Websites such as Netflix, Amazon, The New York Times, Reddit, Twitter and Spotify were taken offline, whilst disruption to the payment platforms offered by MasterCard and PayPal affected hundreds of thousands, if not millions, of consumers trying to buy their goods online.

The term ‘Internet of Things’ was coined by Peter T. Lewis in a speech given in 1985. In his speech, he states that The Internet of Things, or IoT, is the integration of people, processes and technology with connectable devices and sensors to enable remote monitoring, status, manipulation and evaluation of trends of such devices. Over 30 years later, we interact with such devices daily. Our homes are becoming host to many connected devices, whether they’re door bells, fridges, boilers or even toasters. All of them have username and passwords set by the manufacturers and although they may recommend we regularly change the security details, very few of us ever do. This leaves a huge vulnerability that the hackers in the Mirai botnet DDoS attack exploited.

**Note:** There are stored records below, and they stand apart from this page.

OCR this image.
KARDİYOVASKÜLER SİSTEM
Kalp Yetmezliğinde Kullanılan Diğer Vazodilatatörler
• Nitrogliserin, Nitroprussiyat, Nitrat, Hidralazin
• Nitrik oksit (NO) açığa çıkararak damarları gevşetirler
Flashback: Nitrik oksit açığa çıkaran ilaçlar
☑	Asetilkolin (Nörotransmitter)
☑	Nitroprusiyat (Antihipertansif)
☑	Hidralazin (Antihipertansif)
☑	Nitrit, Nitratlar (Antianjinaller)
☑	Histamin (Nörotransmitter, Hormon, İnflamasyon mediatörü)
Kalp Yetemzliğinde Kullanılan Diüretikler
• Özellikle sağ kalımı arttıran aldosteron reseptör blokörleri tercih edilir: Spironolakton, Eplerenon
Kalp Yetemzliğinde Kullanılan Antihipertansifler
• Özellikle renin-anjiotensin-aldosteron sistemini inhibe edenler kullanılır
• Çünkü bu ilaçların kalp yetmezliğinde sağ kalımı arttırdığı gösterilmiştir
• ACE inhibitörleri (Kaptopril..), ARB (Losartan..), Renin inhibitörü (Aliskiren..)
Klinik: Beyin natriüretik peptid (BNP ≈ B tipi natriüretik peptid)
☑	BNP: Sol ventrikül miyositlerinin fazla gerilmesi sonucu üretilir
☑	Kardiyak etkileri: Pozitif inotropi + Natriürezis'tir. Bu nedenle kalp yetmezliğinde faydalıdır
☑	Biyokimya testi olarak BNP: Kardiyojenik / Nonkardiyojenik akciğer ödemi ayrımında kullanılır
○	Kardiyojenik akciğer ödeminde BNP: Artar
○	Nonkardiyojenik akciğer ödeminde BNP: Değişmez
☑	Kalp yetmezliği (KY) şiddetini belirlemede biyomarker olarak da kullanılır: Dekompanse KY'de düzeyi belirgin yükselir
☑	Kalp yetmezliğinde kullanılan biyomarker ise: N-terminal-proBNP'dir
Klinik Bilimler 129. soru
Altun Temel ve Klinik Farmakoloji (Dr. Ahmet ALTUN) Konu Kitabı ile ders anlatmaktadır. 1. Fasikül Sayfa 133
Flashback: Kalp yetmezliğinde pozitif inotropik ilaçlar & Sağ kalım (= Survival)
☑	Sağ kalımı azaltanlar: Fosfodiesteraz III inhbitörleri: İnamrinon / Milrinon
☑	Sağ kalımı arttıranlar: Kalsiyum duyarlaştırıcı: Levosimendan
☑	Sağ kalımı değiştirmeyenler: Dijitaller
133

Some hardware manufacturers have already taken steps to try to stop a similar style attack taking place, updating the firmware of their products or even, in the case of one Chinese router manufacturer, recalling thousands of products. However, the most important lesson here is for us, the consumers. Always change default username and passwords of any connected devices, and make them unique so that if someone is able to compromise one device, they will not be able to use the same login credentials to access any other smart devices.